I would just like to say something to the posters who've 'jumped on' things that other posters, such as Lifeissweet, have said about what teachers prioritise in their teaching and their marking and why.
You're just shooting the messenger. When teachers tell you what they do and why, don't make the mistake of thinking they believe it all, or that they, have any control over it whatsover.
When we're on our training courses and Inset days, we're being told by LA educational advisors and 'experts' exactly how to 'do' our job. And we get assessed and performance managed on our adherence to this. It's a job, we get told how to do it by our bosses (the government) and we do it.
We don't have the choice as to whether we follow this or not, we have to do it. So if we get told that in a piece of work we can only correct three spellings, then we can only correct three spellings. Because if we don't, the HT wants to know why the next time there's a 'book trawl' and there's only so many run ins with SMT I want to have because I'm challenging an interpretation of government policy I have no power to change on my own on a Thursday morning!
A lot of the way literacy is taught 'currently', is about catching lower attaining children and encouraging reluctant writers. The idea being, as Lifeissweet said, that an already reluctant writer might decide to not bother again if the piece of work they have returned to them has several spelling/grammatical errors highlighted to them, however, 'nicely' it is done. The current focus is on encouraging, facilitating and enabling creativity and ideas, rather than some of the other aspects of literacy that might have taken precedence during our own education. Whether you think that is bollocks or not is up to you (and may or maynot be right), but it's not the fault of teachers.

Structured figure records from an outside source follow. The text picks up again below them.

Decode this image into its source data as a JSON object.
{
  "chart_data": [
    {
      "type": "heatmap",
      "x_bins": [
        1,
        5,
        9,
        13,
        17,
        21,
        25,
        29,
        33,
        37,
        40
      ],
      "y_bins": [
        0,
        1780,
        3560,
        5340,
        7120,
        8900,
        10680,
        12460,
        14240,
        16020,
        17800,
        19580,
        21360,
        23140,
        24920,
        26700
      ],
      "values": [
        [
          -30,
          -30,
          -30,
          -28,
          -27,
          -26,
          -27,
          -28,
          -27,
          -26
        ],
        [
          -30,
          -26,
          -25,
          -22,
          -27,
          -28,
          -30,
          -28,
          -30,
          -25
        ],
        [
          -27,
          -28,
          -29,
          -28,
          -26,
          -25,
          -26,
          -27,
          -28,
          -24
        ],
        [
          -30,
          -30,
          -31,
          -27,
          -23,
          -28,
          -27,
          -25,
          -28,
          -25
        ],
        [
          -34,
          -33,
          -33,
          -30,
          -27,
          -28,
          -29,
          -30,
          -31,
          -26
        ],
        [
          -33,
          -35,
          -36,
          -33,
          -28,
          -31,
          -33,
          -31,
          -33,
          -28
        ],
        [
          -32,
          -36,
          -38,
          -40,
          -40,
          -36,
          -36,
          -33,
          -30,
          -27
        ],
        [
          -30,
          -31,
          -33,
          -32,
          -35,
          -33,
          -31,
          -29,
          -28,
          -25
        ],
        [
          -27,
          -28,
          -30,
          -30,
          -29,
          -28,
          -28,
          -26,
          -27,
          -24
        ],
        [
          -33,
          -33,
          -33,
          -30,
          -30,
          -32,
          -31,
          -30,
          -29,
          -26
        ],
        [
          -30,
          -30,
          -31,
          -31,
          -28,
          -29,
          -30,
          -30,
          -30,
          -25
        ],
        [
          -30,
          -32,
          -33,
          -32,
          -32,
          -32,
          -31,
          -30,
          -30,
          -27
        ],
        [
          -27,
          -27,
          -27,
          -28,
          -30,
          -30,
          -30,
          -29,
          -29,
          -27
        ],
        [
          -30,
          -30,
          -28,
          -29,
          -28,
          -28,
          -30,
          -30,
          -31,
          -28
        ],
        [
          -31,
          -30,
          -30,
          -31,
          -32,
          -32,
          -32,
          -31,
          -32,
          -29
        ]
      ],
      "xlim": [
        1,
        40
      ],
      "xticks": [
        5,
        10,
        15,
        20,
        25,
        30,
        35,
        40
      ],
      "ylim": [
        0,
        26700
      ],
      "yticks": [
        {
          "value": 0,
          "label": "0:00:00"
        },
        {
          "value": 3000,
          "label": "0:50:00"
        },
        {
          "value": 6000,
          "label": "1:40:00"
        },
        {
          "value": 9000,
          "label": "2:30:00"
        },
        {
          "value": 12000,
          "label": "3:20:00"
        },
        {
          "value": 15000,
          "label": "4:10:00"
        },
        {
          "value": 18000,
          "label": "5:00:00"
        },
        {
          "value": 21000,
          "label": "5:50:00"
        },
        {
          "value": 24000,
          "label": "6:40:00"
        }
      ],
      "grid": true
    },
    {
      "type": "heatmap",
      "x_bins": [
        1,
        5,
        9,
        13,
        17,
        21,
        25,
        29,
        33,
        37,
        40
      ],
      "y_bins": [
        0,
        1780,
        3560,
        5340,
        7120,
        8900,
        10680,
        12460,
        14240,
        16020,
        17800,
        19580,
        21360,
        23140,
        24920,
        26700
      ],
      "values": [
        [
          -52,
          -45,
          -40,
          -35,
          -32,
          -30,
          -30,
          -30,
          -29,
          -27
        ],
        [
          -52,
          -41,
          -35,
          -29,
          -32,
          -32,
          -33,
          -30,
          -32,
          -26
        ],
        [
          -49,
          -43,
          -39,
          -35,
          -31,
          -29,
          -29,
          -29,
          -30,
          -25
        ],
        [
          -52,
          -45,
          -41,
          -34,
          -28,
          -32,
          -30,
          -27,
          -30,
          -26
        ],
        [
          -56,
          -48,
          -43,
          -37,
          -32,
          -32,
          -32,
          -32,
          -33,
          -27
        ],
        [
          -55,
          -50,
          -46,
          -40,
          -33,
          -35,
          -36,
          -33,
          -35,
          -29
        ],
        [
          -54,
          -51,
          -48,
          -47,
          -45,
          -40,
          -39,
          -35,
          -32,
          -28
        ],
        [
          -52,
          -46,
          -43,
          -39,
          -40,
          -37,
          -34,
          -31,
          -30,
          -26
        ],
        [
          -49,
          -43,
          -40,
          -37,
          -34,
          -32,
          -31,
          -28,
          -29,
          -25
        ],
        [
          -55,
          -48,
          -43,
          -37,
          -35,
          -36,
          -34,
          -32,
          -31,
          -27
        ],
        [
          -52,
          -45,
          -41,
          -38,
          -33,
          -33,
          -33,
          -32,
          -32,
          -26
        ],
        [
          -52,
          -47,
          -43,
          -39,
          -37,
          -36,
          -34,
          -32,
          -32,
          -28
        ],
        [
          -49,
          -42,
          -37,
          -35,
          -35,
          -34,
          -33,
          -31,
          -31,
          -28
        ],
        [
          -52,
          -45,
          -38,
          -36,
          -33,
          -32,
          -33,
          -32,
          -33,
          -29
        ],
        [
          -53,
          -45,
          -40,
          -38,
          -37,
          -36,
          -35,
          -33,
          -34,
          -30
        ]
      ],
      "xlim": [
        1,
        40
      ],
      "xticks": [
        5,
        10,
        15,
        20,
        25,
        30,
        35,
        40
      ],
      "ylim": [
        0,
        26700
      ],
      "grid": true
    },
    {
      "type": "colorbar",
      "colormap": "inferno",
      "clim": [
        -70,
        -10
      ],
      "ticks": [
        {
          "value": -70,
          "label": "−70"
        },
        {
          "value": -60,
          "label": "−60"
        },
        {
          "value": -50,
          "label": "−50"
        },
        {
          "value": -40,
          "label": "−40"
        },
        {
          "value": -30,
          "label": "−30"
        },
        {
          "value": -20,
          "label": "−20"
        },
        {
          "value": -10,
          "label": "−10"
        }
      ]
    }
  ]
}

And as someone else eluded to earlier, a teacher's own skills, knowledge and understanding of any subject is only as good as the education they themselves received. They haven't just abandoned their own knowledge and don't give a shit. So clearly there were failings in their education too. We had the same educational experience as our peers, PGCEs don't fill in the gaps in our own primary and secondary education! They tell us what the current government values and expects to see, ideas we can use in lessons to teach this and how we should mark them.
I don't know what the answer is. I see some things in schools, particularly lower down in primary, that I think are brilliant, I see other things (my own son's secondary work) that make me despair. I think we might need to pay a bit more attention to what other countries are doing so well and seeing what we can learn from them.